I told her about Iceland, and about how another coworker used to live in Norway. She said she was scared to leave the country.
“I’d like to see the ruins in Peru,” she said. “But I’d have to go with a lot of people.”
My coworker said it wasn’t safe to travel alone, which made me feel bad for the way Americans see the rest of the world. To Nashville, to The Grand Canyon, to Mardi Gras in New Orleans, but not to Argentina or Chile. Not to Peru with her husband. She heard you have to travel in a very large group. Like twenty people. It’s no surprise, of course, she felt that way. Especially during the Trump Presidency, but it was sad.
When we travelled to France, it was the first time I had left North America. The flight was long and the coffee was bad (always I will remember the coffee). But in the small towns, in the old castles and at the top of dormant volcanoes, grassed over for many years, barely cold, was an experience I couldn’t have had the same way if we stayed in the US because for me it was somewhere else. It felt different. People lived differently. I didn’t understand. It was isolating a lot of the time because I didn’t speak French. I saw people talking, familiar. Missing each other. I didn’t understand, but I could see.
You can have this experience traveling in your own country too.
In a cabin-hostel at Glacier National Park, we cooked dinner quickly to avoid talking to anyone. There were black bears in the forest. PCT Hikers were passing through. Stopping for the night. Coyotes in the dusk, surrounded by brilliant snowy mountains. On the first floor was a general store that had vegan ice cream.
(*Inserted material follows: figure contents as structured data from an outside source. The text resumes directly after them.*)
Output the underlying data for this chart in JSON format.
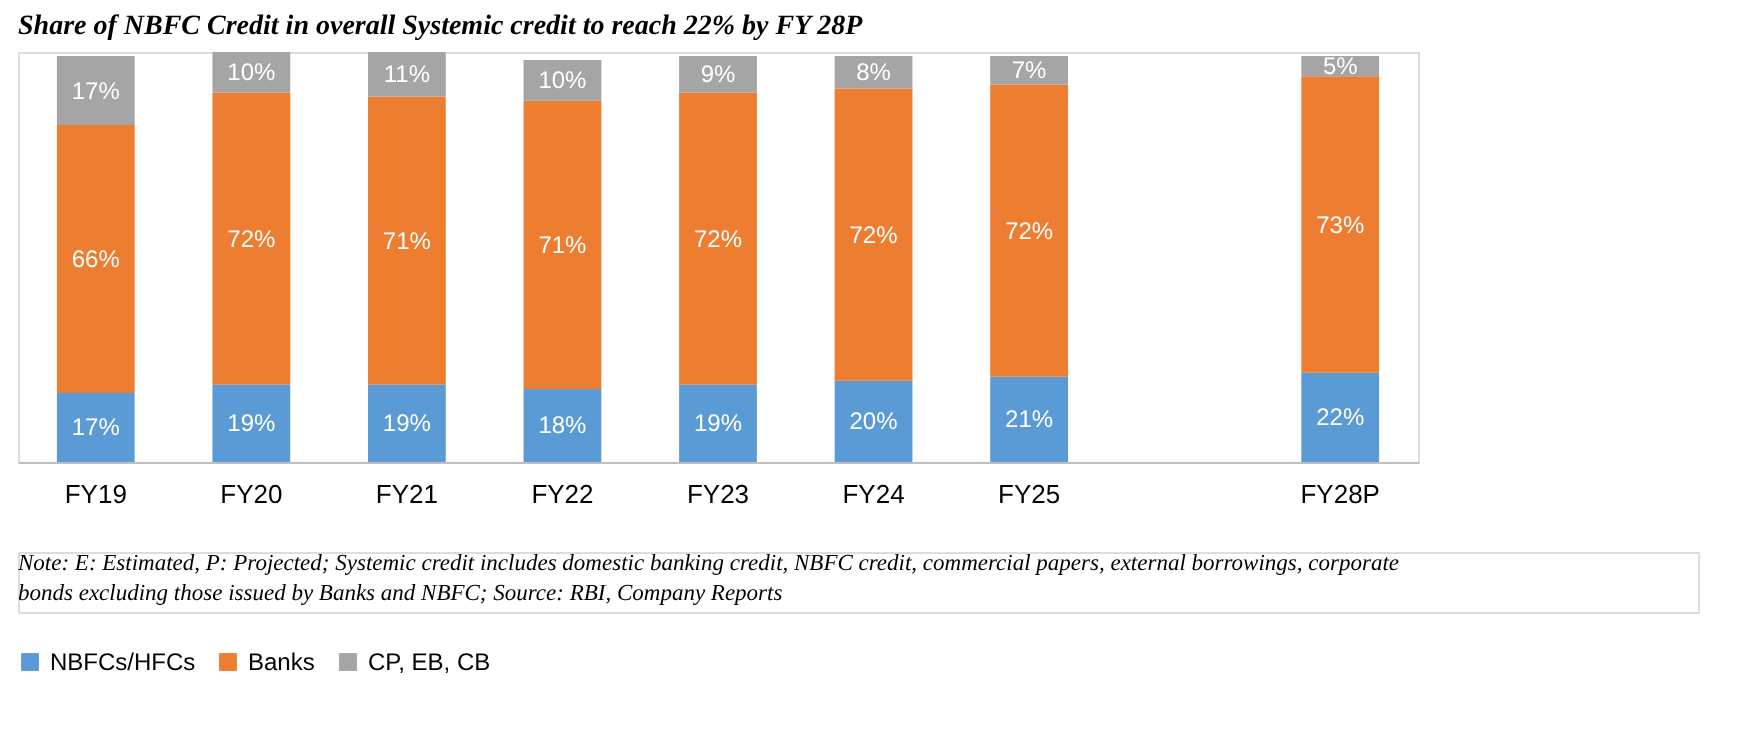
{
  "chart_data": {
    "type": "bar",
    "stacked": true,
    "title": "Share of NBFC Credit in overall Systemic credit to reach 22% by FY 28P",
    "categories": [
      "FY19",
      "FY20",
      "FY21",
      "FY22",
      "FY23",
      "FY24",
      "FY25",
      null,
      "FY28P"
    ],
    "series": [
      {
        "name": "NBFCs/HFCs",
        "color": "#5b9bd5",
        "values": [
          17,
          19,
          19,
          18,
          19,
          20,
          21,
          null,
          22
        ],
        "value_labels": [
          "17%",
          "19%",
          "19%",
          "18%",
          "19%",
          "20%",
          "21%",
          null,
          "22%"
        ]
      },
      {
        "name": "Banks",
        "color": "#ed7d31",
        "values": [
          66,
          72,
          71,
          71,
          72,
          72,
          72,
          null,
          73
        ],
        "value_labels": [
          "66%",
          "72%",
          "71%",
          "71%",
          "72%",
          "72%",
          "72%",
          null,
          "73%"
        ]
      },
      {
        "name": "CP, EB, CB",
        "color": "#a5a5a5",
        "values": [
          17,
          10,
          11,
          10,
          9,
          8,
          7,
          null,
          5
        ],
        "value_labels": [
          "17%",
          "10%",
          "11%",
          "10%",
          "9%",
          "8%",
          "7%",
          null,
          "5%"
        ]
      }
    ],
    "legend": "bottom",
    "grid": false,
    "annotations": [
      "Note: E: Estimated, P: Projected; Systemic credit includes domestic banking credit, NBFC credit, commercial papers, external borrowings, corporate bonds excluding those issued by Banks and NBFC; Source: RBI, Company Reports"
    ]
  }
}
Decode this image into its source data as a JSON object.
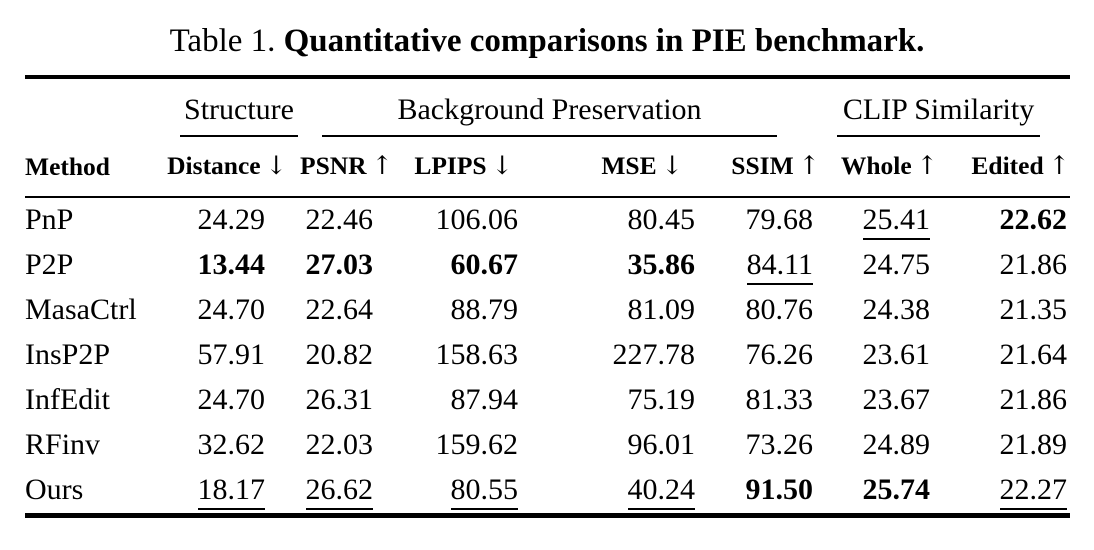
{
  "colors": {
    "text": "#000000",
    "background": "#ffffff",
    "rule": "#000000"
  },
  "caption": {
    "prefix": "Table 1. ",
    "title": "Quantitative comparisons in PIE benchmark."
  },
  "table": {
    "col_groups": [
      {
        "label": "Structure",
        "span": "1"
      },
      {
        "label": "Background Preservation",
        "span": "4"
      },
      {
        "label": "CLIP Similarity",
        "span": "2"
      }
    ],
    "columns": [
      {
        "label": "Method",
        "arrow": ""
      },
      {
        "label": "Distance",
        "arrow": "↓"
      },
      {
        "label": "PSNR",
        "arrow": "↑"
      },
      {
        "label": "LPIPS",
        "arrow": "↓"
      },
      {
        "label": "MSE",
        "arrow": "↓"
      },
      {
        "label": "SSIM",
        "arrow": "↑"
      },
      {
        "label": "Whole",
        "arrow": "↑"
      },
      {
        "label": "Edited",
        "arrow": "↑"
      }
    ],
    "format_legend": {
      "b": "bold (best)",
      "u": "underline (second best)",
      "": "plain"
    },
    "rows": [
      {
        "method": "PnP",
        "values": [
          "24.29",
          "22.46",
          "106.06",
          "80.45",
          "79.68",
          "25.41",
          "22.62"
        ],
        "fmt": [
          "",
          "",
          "",
          "",
          "",
          "u",
          "b"
        ]
      },
      {
        "method": "P2P",
        "values": [
          "13.44",
          "27.03",
          "60.67",
          "35.86",
          "84.11",
          "24.75",
          "21.86"
        ],
        "fmt": [
          "b",
          "b",
          "b",
          "b",
          "u",
          "",
          ""
        ]
      },
      {
        "method": "MasaCtrl",
        "values": [
          "24.70",
          "22.64",
          "88.79",
          "81.09",
          "80.76",
          "24.38",
          "21.35"
        ],
        "fmt": [
          "",
          "",
          "",
          "",
          "",
          "",
          ""
        ]
      },
      {
        "method": "InsP2P",
        "values": [
          "57.91",
          "20.82",
          "158.63",
          "227.78",
          "76.26",
          "23.61",
          "21.64"
        ],
        "fmt": [
          "",
          "",
          "",
          "",
          "",
          "",
          ""
        ]
      },
      {
        "method": "InfEdit",
        "values": [
          "24.70",
          "26.31",
          "87.94",
          "75.19",
          "81.33",
          "23.67",
          "21.86"
        ],
        "fmt": [
          "",
          "",
          "",
          "",
          "",
          "",
          ""
        ]
      },
      {
        "method": "RFinv",
        "values": [
          "32.62",
          "22.03",
          "159.62",
          "96.01",
          "73.26",
          "24.89",
          "21.89"
        ],
        "fmt": [
          "",
          "",
          "",
          "",
          "",
          "",
          ""
        ]
      },
      {
        "method": "Ours",
        "values": [
          "18.17",
          "26.62",
          "80.55",
          "40.24",
          "91.50",
          "25.74",
          "22.27"
        ],
        "fmt": [
          "u",
          "u",
          "u",
          "u",
          "b",
          "b",
          "u"
        ]
      }
    ]
  }
}
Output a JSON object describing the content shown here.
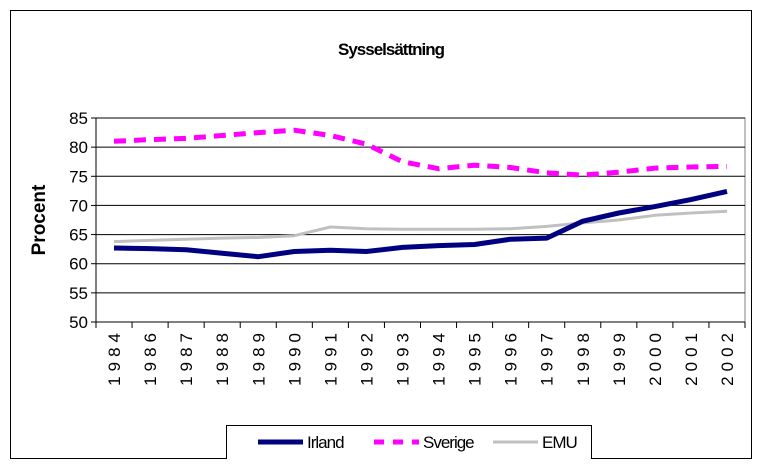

The showers were gendered.
In The Painted Hills, we stayed at a bicycle hostel that used to be a church. The couple who ran it were getting ready for a big race that went all the way down the west coast. Big pots of pasta and quick-to-eat meals were prepared for the last day we were there. I played them The Blood of Others on Spotify. They said they liked it. The shower was in a small covered area outside of the church, a few feet away. There was water pressure, but also spiders.
Last February, we went to Hawaii on a family trip. There was a long ridge covered in spindly trees, the top of a mountain that ran through the middle of the island. It took an hour to get there. My brother went out ahead of us (he was more brave), and took pictures on the part of the trail that was too narrow for my comfort. We made dinner in a million dollar house. I read Isadora by Amelia Gray on the beach while everyone else went in the ocean. The co-op had vegan Musubi.
Last month, we went to Mount Hood and spent four hours trying to find a place to hike without a permit. I gave up and went to Timberline Lodge, so we could at least see some snow. It was ninety degrees and there were hundreds of people in the parking lot. We didn’t stop. Eventually, with no help from me, we found a spot to hike. Up into the trees and away from any sound of the road. The forest became another kind of forest - clover-covered and dense, up we went. When we decided to turn around, we’d only gone 0.7 miles. It was steep, but the day made me tired and grumpy. We were home before five o’clock.
At the end of my staycation, now, I feel the missing space of travel even more than I did before. I read books. I studied. I watched movies and made dinner. We walked around our neighborhood every night. The rest was nice, but the space grew deeper. When will we be able to leave again?
Reading Werner Herzog’s Of Walking In Ice didn’t help.
Watching Fran Meneses’ travel vlogs to Berlin and Tokyo and Mexico didn’t help.
But I recommend them to you.
It’s hard now to see a world in which we can travel as freely, at least within the next couple of years. As Americans, I feel, it’s irresponsible to go to a country like Iceland or Finland, who have taken the proper steps - who have believed the science and helped their people - to control the pandemic, but I still want to. I still mourn the loss - over dramatic as it may be - of traveling.